The family corporatisation of politics –– indeed of the entire democratic process –– has been under way virtually since the withdrawal of the British from the subcontinent. The dynasts were quickly on point, and a dissection of the genealogy of those who have real political power reveals a complex web of kinship and mutual self-interest that is mostly discreet, and largely impervious to change.

For Pakistan, this has meant that the feudal system has been perpetuated and strongly institutionalised by means of the ballot box. Elective feudalism is the child of the dynasts who inherited the earth at Partition and there is little sign that they are about to be dethroned any time soon.

One has only to look at the parlous state of education and public health in Pakistan to gain an insight into Deep Dynasty.

Despite massive inwards investment by donor nations, Pakistan is proportionately only a little better educated than it was 20 years ago. The exploding population continues to outstrip the ability of the state to provide a basic education for its people –– who remain overwhelmingly poor. They remain in poor health as well, never so sick that they are completely unproductive but never strong enough to collectively challenge the status quo, preferring instead to opt for voting in the very people who maintain their illiteracy and penury.

This does not happen by chance. Decisions about budgets and spending are made at the dynastic level, in the family drawing rooms and trickle down in the form of policy and strategy to local levels, ensuring that the state teeters forever on the brink, does not topple and is kept at a level of bubbling, but managed instability.

Far from being a failed state Pakistan is a fine example of dynastic management processes adapted to modern parliamentary idioms. In theory, this is a durable model. It is self-sustaining and the ever-twitchy rest of the world is not that keen to upset the applecart in Pakistan either.

The likes of America and the EU and the BRIC block are at least content for Pakistan to remain a family business, not especially profitable and more a sort of corner-shop kind of operation rather than a mega-mall. The kind of emporium where trade is conducted in the old fashioned ways and where a perpetual closing-down sale is advertised but never actually happens. The staff may be a bit grumpy from time to time and they run out of things –– food, water and power –– from time to time, but dear old Pakistan soldiers on regardless.

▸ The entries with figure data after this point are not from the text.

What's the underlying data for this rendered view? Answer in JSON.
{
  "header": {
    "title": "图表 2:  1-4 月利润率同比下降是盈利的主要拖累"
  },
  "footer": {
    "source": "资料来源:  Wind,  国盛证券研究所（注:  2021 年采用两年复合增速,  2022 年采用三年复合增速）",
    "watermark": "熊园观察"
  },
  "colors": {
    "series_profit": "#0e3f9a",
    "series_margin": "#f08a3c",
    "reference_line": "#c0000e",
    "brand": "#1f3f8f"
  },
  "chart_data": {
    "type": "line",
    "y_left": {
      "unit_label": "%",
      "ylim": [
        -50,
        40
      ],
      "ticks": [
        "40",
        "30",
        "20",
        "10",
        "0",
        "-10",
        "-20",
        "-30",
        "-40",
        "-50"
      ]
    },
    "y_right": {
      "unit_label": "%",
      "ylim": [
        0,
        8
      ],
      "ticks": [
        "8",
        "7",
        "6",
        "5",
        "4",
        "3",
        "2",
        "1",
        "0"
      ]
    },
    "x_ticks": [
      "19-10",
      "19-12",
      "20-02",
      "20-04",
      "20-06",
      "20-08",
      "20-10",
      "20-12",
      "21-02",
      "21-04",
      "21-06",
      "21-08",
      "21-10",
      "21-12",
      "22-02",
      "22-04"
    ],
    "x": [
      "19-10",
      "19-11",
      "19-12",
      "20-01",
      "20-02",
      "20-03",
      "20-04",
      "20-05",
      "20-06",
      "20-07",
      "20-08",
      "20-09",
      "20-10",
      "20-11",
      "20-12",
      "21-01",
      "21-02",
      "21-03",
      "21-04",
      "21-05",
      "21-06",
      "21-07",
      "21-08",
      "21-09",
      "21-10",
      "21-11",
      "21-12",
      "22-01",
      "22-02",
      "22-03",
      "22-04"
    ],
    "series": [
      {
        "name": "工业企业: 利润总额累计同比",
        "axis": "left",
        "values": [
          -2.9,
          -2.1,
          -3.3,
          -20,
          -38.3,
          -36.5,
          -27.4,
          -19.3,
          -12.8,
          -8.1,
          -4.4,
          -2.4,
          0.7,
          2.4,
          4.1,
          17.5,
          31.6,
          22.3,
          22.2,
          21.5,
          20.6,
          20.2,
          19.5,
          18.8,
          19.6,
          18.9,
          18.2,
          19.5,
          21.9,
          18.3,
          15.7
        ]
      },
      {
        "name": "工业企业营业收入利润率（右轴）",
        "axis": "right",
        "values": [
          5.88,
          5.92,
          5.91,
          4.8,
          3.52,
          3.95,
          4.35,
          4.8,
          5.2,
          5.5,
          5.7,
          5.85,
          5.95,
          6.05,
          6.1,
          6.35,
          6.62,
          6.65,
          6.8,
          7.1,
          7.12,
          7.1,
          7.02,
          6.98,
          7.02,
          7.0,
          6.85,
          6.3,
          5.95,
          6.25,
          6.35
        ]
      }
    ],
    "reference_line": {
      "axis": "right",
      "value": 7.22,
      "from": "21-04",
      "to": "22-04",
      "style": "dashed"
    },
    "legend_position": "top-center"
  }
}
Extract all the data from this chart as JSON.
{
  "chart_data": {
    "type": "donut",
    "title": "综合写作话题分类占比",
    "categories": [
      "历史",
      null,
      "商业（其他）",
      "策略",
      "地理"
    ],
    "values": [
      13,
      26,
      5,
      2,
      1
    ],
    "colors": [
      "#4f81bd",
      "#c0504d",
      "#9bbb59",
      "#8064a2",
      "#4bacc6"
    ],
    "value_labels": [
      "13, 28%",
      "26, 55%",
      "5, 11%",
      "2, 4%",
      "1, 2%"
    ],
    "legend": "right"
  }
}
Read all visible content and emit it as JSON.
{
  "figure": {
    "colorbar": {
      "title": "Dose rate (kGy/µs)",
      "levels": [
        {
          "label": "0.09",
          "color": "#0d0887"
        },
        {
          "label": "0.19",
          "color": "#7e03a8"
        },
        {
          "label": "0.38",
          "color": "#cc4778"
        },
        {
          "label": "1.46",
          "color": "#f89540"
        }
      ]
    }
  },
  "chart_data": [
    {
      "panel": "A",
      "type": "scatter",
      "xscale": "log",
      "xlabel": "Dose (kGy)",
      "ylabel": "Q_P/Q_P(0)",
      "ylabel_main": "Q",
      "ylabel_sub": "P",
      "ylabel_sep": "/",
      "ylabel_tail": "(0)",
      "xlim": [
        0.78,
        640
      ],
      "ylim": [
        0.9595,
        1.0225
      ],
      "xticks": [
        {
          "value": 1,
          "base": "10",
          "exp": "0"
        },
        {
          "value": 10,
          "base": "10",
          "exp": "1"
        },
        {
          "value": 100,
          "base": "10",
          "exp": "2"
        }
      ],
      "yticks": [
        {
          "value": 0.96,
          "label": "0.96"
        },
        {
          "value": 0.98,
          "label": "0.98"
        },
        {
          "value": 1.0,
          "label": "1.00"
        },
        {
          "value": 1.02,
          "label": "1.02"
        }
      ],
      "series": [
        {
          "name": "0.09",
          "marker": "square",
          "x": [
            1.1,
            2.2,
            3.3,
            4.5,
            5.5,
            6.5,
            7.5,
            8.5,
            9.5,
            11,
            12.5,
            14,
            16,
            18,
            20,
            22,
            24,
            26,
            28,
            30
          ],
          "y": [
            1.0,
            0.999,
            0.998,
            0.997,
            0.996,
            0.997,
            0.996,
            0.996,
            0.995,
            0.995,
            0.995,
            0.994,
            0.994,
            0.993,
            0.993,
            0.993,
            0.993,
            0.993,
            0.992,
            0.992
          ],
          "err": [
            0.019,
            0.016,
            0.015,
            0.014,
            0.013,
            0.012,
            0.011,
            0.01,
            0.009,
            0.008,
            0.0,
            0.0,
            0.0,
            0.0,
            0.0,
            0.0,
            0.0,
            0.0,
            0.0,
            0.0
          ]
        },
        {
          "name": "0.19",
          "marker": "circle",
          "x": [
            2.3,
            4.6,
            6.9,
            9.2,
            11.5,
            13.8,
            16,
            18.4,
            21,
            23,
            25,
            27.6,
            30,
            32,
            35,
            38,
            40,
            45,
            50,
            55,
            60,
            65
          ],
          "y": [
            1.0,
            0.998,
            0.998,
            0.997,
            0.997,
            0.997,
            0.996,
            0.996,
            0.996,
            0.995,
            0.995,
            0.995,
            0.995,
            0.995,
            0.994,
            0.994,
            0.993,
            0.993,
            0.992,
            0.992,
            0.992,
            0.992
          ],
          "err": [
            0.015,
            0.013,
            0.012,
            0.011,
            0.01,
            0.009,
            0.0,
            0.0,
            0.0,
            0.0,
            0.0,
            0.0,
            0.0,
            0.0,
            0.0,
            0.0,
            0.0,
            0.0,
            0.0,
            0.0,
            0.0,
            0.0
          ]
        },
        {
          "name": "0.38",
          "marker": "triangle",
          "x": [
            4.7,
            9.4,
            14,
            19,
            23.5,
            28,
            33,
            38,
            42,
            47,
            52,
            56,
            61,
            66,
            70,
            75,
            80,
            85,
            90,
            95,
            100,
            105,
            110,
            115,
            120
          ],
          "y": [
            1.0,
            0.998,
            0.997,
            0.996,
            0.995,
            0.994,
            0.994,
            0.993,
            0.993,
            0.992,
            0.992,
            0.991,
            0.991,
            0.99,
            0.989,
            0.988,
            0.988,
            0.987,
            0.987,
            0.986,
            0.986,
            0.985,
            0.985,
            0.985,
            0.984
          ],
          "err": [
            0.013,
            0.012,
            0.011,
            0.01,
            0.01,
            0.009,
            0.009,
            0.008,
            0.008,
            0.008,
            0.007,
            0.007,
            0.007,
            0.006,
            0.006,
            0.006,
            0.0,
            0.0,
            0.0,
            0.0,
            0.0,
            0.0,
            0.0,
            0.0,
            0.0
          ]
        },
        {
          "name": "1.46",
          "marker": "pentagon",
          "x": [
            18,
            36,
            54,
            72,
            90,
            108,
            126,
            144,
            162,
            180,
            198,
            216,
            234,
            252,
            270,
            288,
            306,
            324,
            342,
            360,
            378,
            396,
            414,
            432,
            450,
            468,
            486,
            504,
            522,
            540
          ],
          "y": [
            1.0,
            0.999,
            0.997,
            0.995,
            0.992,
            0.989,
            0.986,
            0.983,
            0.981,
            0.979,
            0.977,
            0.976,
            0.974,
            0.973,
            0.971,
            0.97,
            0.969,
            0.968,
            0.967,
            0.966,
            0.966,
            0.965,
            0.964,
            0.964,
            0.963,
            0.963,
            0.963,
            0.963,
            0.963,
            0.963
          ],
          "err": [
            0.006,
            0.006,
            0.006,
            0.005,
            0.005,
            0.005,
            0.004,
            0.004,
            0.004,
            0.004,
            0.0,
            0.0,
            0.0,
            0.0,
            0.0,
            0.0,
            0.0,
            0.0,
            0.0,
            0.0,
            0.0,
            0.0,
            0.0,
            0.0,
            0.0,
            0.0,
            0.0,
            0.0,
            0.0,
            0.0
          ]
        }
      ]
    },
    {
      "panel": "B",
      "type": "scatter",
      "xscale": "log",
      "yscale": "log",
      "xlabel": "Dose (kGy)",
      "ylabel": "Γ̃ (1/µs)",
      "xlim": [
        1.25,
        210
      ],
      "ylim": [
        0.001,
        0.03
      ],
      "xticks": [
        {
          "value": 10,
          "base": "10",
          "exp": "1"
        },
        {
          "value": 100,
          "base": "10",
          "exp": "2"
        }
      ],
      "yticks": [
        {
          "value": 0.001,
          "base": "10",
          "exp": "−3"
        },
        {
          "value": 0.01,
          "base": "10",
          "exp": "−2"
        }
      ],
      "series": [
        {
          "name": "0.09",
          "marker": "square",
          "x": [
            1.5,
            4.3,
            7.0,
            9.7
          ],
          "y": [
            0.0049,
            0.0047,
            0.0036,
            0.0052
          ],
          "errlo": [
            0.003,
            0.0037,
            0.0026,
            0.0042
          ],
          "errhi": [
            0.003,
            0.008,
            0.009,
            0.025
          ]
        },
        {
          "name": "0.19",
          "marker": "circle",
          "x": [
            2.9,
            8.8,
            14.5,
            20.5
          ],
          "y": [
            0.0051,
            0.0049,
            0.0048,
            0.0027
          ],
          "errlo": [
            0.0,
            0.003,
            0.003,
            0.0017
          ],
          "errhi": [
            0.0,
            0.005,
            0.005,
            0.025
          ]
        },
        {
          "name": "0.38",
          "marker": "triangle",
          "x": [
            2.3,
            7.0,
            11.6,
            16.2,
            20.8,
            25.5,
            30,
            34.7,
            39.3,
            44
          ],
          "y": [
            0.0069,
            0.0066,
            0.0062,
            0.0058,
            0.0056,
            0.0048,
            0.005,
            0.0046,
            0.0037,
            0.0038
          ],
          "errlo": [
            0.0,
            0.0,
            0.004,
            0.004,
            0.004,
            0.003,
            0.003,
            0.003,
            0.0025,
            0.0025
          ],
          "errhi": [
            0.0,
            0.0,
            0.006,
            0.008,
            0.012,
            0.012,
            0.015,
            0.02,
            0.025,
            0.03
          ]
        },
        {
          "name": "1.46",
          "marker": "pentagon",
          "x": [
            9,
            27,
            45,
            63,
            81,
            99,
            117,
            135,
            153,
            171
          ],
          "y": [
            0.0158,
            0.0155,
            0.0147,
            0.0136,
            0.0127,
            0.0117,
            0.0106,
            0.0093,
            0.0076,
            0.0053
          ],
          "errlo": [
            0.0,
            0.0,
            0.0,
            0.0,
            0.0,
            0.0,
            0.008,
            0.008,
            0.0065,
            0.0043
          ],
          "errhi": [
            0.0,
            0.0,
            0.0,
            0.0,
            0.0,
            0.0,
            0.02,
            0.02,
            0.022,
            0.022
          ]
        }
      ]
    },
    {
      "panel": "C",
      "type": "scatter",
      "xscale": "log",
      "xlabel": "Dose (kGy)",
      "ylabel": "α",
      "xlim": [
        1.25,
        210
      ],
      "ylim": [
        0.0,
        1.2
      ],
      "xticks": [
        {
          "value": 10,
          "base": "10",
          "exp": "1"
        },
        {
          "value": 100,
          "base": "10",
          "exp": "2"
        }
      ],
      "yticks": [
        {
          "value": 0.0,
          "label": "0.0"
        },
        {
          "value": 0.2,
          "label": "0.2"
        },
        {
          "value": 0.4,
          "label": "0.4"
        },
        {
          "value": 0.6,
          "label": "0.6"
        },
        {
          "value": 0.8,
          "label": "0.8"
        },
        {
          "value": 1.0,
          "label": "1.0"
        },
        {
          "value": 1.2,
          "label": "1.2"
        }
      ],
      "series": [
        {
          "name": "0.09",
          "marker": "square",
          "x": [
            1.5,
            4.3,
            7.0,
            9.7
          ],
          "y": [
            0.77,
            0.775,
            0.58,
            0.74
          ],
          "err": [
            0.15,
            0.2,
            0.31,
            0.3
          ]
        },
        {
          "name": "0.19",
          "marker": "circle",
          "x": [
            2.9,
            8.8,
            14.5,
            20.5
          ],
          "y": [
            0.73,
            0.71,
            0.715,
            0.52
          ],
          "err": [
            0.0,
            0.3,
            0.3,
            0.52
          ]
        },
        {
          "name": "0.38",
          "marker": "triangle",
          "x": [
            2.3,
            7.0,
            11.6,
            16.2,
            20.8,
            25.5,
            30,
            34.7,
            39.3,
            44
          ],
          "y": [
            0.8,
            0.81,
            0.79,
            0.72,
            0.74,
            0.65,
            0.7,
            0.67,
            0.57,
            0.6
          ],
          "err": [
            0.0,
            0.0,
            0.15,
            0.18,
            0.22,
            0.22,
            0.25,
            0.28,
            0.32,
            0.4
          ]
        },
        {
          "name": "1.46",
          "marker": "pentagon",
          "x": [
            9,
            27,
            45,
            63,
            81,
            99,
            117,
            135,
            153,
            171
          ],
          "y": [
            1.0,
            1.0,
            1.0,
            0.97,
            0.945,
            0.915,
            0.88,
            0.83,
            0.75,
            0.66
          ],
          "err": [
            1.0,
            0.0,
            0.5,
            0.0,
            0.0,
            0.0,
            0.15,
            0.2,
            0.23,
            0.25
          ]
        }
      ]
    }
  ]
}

But, as the Nehru family are shortly to find out, dynastic rule is finite. All good things eventually come to an end, the bloodline thins and becomes dilute, family members begin to read from a different page and power begins to fade.

But what of our dynasts? So far, they are secure. Little is going to change politically in Pakistan for years. Our dynasts have managed to create a kind of Peter Pan state, one that is in arrested development. How long they can maintain their balance in a world that does not believe in fairies is a moot point.

Published in The Express Tribune, May 1st, 2014.